Garvey noted that preclinical obesity still requires evaluation, counseling, and eventually some form of intervention, given that it could progress to clinical obesity at any time. However, Garvey did state that not all patients with preclinical obesity need aggressive therapies in the same way as patients with clinical obesity.
“If you have complications or obesity-related diseases, that tells you that the adiposity that’s presented is harming the health of the person, and now therapy is clearly warranted – medication, bariatric surgery, lifestyle intervention, etc,” Garvey said. “We treat the disease with weight loss, not just to lose X amount of pounds, but to achieve sufficient weight loss to prevent or treat the complications that might arise.”

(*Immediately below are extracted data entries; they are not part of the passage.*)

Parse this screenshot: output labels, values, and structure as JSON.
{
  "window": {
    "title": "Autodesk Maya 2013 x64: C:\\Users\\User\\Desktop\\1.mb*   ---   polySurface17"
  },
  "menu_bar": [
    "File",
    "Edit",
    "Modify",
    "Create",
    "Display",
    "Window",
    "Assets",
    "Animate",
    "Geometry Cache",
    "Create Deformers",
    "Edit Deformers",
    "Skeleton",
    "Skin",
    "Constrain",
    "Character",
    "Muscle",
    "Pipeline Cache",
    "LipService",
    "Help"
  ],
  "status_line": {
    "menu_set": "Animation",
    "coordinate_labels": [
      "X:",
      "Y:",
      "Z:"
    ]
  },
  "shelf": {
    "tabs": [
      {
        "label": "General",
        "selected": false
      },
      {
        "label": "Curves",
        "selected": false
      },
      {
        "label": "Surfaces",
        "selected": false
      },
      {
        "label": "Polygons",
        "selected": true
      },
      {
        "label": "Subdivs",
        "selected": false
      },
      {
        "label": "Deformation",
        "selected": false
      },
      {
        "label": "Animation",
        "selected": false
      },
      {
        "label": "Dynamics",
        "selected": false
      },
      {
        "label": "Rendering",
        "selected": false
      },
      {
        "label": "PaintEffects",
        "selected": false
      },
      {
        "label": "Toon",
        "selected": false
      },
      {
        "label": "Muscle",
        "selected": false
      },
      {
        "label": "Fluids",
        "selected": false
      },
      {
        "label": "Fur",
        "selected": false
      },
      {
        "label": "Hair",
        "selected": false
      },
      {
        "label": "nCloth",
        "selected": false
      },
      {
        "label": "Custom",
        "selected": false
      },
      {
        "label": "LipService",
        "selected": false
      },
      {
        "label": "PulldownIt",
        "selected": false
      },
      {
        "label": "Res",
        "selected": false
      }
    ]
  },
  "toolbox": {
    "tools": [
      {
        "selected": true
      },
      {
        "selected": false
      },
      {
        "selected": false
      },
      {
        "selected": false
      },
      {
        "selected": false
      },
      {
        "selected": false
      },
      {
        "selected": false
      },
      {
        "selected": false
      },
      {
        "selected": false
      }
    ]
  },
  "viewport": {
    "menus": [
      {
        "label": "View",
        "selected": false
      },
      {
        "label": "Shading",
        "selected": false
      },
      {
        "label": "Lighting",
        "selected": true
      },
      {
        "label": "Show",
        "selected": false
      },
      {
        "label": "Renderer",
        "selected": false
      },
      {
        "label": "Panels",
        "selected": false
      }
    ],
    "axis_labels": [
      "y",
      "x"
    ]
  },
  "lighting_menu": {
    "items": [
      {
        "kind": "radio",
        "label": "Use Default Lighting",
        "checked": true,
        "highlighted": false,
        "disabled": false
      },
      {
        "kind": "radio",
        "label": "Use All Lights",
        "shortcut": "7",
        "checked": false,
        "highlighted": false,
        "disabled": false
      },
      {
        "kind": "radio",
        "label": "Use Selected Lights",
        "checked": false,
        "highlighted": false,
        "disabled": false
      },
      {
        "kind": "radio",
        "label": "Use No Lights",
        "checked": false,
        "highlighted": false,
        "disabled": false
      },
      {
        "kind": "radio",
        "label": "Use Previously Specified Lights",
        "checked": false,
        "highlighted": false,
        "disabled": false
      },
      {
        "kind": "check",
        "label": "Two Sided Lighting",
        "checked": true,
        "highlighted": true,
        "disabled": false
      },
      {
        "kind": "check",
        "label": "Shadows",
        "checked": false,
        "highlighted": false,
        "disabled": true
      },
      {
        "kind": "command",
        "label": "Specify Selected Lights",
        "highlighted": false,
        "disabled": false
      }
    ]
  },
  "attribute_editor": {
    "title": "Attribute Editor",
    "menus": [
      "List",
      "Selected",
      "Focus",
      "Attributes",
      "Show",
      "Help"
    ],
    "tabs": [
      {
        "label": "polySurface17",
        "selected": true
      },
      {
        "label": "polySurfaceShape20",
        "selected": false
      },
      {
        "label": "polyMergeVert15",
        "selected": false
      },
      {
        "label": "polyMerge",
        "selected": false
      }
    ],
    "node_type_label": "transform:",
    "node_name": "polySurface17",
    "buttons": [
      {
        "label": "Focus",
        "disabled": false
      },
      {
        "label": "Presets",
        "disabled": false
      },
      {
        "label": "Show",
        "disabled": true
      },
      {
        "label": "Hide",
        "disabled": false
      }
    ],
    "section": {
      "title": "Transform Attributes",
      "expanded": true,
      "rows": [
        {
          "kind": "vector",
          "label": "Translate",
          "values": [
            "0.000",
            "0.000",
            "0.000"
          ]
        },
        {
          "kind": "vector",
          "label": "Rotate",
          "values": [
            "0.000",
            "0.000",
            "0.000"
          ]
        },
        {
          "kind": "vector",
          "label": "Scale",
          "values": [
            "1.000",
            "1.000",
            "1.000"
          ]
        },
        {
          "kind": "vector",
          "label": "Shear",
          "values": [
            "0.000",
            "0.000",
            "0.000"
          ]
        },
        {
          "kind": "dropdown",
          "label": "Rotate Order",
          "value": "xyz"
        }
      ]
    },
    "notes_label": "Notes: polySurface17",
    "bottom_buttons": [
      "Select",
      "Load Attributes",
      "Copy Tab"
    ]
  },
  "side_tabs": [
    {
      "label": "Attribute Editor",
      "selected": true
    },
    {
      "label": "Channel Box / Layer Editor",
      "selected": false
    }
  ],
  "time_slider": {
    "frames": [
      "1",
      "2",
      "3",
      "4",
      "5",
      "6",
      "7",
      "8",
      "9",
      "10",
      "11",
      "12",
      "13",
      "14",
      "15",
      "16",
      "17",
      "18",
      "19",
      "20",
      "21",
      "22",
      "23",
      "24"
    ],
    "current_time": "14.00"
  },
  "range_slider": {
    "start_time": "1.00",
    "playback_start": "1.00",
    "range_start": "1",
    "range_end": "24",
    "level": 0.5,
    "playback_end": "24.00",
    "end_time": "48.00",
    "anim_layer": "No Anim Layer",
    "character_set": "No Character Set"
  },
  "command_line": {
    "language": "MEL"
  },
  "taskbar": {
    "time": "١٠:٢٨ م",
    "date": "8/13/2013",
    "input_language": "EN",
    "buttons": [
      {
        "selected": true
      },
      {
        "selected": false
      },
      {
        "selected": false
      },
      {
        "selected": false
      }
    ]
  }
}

Garvey expressed his interest in the studies that have been undertaken in response to the Commission. He hopes that the field is moving in the direction of preventative measures and treatment, given the new mentality of obesity as a chronic disease.
“I think we’ve seen this complication-centric approach to care is now being integrated into phase 3 development programs for new pharmaceutical medications,” Garvey said. “I think that’s where the field is going, and I think it’s a good thing we’re now treating obesity as a disease. Obesity is now on par with the way we treat other chronic diseases as well.”
Garvey reports the following disclosures: Boehringer-Ingelheim, Novo Nordisk, Eli Lilly, Merck & Co., Inc., Neurovalens, Fractyl Health, Inc., and others.